I misread the title of the thread.
But other than that, it is a good topic anyway. I am in the market for a new tent. Trying to decide a two or three person. Like a lot of others, I recall the GP tiny we used to carry so many years ago in the Army. Trying to avoid anything that reminds of those tents in any way.
Thanks Burgermiester ,DarisParkar finding hammock suspension points is not always a problem, take them with you...
Your timing could not have been better, my friend. I have been giving serious thought to motocamping starting with this riding season. I already bought a lightweight sleeping bag and pad, and needed to start figuring out the rest, starting with the tent. THANK YOU for all the time you put into writing up this post!I've seen others use a hammock or cot tent setup. That is true that you really need to have a few trees situated just right to use the hammock. And all cots I've seen pack large.
I use an Alps Mountaineering 2 person tent. I very much prefer any tent that has 2 cross points for the main poles at least. Much more secure in windy/stormy weather than the more common Dome tents. Not that I want to go through that kind of weather but if you camp you will at some point. Mine is a 2 person tent but there is a 3 person version as well as an outfitter 3 person that is heavier duty construction. My tent packs down to 6 inches x 20 inches. Mine has enough room for just me in my sleeping bag on a 2.75 inch self inflating mattress (Teton Sports, 25 inch wide x 72 inch long). With my mattress I don't feel the ground at all and it is well insulated. Getting older I don't get up or down as easily as I used to but I find I have no problem when I roll onto my knees and stand from there.
On Amazon the price is a bit high right now. I bought mine for $112.
The 3 person tent:
And the outfitter version:
Here are a few photos as well of my setup and how I pack it. I did also buy the "footprint" for this tent since it has a NON-rectangular floor. And that 3rd pole across the middle really increases the interior space a lot. I have not used the tarp in the last few years unless I expect some rain. Oh, and how do you like my "clothesline"?
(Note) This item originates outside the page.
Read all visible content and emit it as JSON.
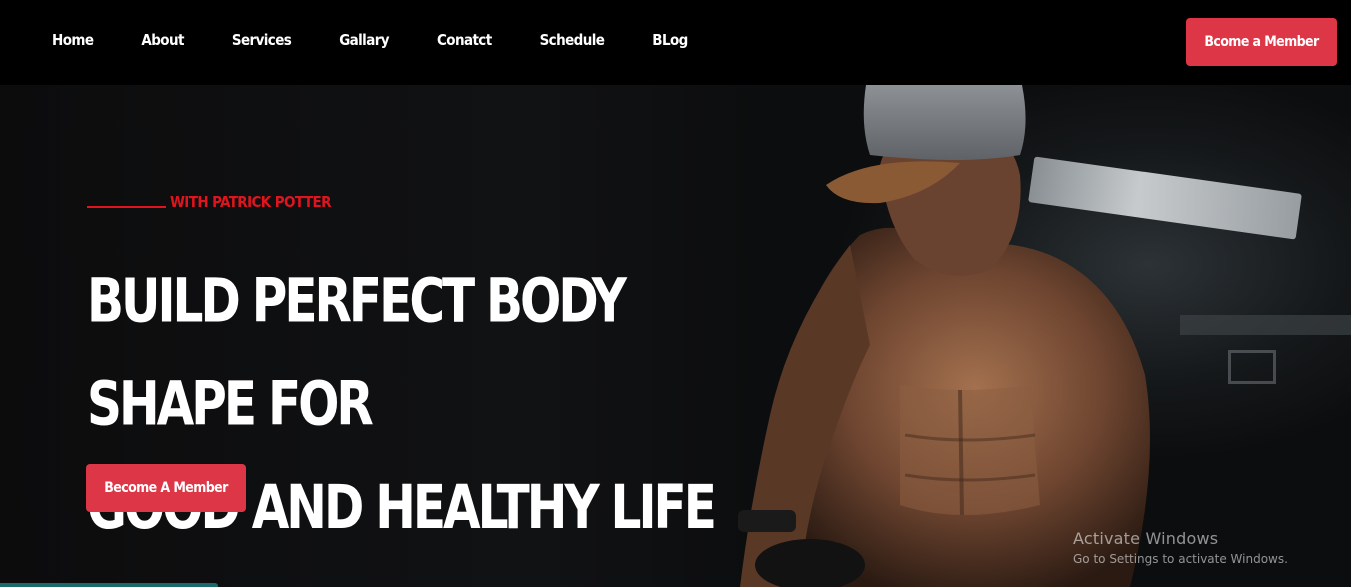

I use 3 dry bags held on with Rox straps (better than bungee cords). Under the seat are food, tools, extra shoes, and misc stuff that I have found comes in handy. In the big yellow dry bag goes almost all things that go inside my tent (clothes, sleeping bag, bath kit, etc). I have a long skinny blue/black dry bag (top rear on the scoot) that holds my sleeping pad. And a smaller black dry bag for my tent and tarp and poles. I keep my tent and tarp separate from anything else since if it does rain I don't get anything else wet. Plus when I set up if it happens to be raining I can get the tarp out first without exposing anything else to the rain. Did that once in the last 18 years of camping, set up the tarp first in the rain and then set up the tent under the tarp and put everything else into it keeping it all dry thanks to the dry bags. Oh, and the white dry bag in the step through is for rain suit and extra riding gear (liners and gloves, etc).
BTW - NEVER keep any food/snacks/smelly stuff (other than your feet) in or very near your tent/hammock/cot tent. I did once have a raccoon try to make off with my food supply kept in a durable plastic container. It didn't want to give up trying to open it until I poked my head out of my tent and yelled at it. If that was even inside the vestibule of my tent that **** would have been in there trying for it. I'd rather not cozy up to close to a ****. So I now keep my food under the seat of my Burgman where there is a seal that (mostly) prevents it from attracting the wrong kind of tent-mates.